Crypto à la banque : la clé est la documentation

De nouvelles initiatives réglementaires en Israël facilitent l'utilisation des cryptomonnaies, mais il n'y a pas d'approbation automatique pour le transfert des profits vers un compte bancaire. La transparence et une documentation complète restent les conditions essentielles pour les banques.

CalcalistAuteur : Nadav Livne Rosenberg
Source
Crypto à la banque : la clé est la documentation
Photo : Calcalist / נדב ליבנה גודלברג

Le rapport de ce matin dans Calcalist sur le blitz réglementaire tentant d'intégrer la crypto dans le courant dominant est un changement important. L'Autorité des marchés financiers promeut des règles pour le commerce et la garde, et la Banque d'Israël travaille à la mise à jour de la réglementation bancaire afin que la réception de fonds provenant de monnaies virtuelles soit examinée sur la base d'une approche fondée sur le risque et non par suspicion automatique.

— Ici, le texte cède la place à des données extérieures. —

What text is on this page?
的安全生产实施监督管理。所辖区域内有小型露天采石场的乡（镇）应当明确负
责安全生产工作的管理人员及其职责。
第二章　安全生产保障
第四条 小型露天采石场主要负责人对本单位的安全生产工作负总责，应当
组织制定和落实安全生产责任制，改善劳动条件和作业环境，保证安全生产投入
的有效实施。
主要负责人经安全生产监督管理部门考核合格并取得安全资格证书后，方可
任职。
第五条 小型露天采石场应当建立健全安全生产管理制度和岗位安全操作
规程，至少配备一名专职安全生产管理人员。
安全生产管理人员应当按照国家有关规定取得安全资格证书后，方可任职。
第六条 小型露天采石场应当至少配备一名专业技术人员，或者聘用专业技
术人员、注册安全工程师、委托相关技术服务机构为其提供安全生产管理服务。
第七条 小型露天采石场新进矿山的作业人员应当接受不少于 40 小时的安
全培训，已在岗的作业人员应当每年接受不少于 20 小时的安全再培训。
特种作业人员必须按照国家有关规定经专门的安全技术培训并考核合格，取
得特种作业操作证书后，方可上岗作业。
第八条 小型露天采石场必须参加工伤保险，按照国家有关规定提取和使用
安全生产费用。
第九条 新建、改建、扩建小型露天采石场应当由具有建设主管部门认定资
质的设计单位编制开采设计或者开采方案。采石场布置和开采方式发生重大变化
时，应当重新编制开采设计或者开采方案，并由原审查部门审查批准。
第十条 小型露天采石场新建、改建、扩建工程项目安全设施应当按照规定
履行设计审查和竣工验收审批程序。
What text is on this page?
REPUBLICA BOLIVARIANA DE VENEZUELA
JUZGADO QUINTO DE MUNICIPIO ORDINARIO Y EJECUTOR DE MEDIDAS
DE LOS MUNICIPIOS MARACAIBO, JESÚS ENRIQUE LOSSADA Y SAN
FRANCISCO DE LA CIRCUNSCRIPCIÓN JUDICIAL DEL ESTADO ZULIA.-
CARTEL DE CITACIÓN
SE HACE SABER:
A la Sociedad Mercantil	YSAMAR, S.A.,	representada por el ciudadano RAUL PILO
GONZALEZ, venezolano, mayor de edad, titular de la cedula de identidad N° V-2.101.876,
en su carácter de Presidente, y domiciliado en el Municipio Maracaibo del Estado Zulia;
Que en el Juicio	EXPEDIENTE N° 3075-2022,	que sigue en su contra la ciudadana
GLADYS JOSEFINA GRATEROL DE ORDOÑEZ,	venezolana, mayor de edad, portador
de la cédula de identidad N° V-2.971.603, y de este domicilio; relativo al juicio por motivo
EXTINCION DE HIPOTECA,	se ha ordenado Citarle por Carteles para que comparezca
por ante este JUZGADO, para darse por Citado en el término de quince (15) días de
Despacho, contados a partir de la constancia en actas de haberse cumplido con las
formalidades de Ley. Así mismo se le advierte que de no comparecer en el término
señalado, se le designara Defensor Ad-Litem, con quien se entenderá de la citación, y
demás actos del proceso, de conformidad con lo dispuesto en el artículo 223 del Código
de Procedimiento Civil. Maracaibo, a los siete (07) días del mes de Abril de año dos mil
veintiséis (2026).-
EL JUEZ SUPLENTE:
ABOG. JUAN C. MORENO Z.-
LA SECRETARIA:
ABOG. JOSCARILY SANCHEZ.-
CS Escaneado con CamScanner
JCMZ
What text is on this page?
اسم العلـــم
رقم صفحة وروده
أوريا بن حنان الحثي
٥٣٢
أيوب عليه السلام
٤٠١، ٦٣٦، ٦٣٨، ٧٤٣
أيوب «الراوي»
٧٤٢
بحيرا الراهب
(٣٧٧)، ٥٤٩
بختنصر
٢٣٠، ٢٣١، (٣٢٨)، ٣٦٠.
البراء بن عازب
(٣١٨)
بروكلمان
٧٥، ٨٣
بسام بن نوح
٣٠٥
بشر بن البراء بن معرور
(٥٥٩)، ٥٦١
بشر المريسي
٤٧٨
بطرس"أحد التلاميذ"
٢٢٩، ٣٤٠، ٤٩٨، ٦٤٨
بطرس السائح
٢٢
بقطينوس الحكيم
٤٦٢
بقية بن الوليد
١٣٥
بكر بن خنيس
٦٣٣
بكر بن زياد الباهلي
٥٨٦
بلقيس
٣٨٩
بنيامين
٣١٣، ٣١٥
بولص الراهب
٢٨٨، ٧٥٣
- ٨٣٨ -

Pour les investisseurs israéliens, il s'agit d'une étape importante, mais il est important de comprendre ce qu'elle ne signifie pas : il n'y a pas ici d'approbation automatique pour le transfert de bénéfices crypto vers un compte bancaire en Israël. Du point de vue de la banque, la question centrale n'est pas seulement de savoir combien d'argent le client souhaite déposer, mais quelle est l'histoire derrière. La banque doit être en mesure de comprendre la source des fonds, le parcours de l'activité, l'identité des plateformes et des portefeuilles utilisés, ainsi que le lien entre l'argent investi au début du parcours et l'argent que le client souhaite introduire aujourd'hui dans le système bancaire.

Par conséquent, un investisseur qui a opéré pendant des années sans documentation organisée de chaque action pourrait découvrir que le plus grand défi survient précisément au moment de la réalisation. Les rapports des bourses de crypto, les confirmations d'achat et de vente, les mouvements bancaires, les adresses de portefeuilles, la documentation des transferts entre plateformes, les documents d'identification des prestataires de services et les confirmations concernant la source du capital — tout cela sont des documents que les banques exigent dans le monde entier.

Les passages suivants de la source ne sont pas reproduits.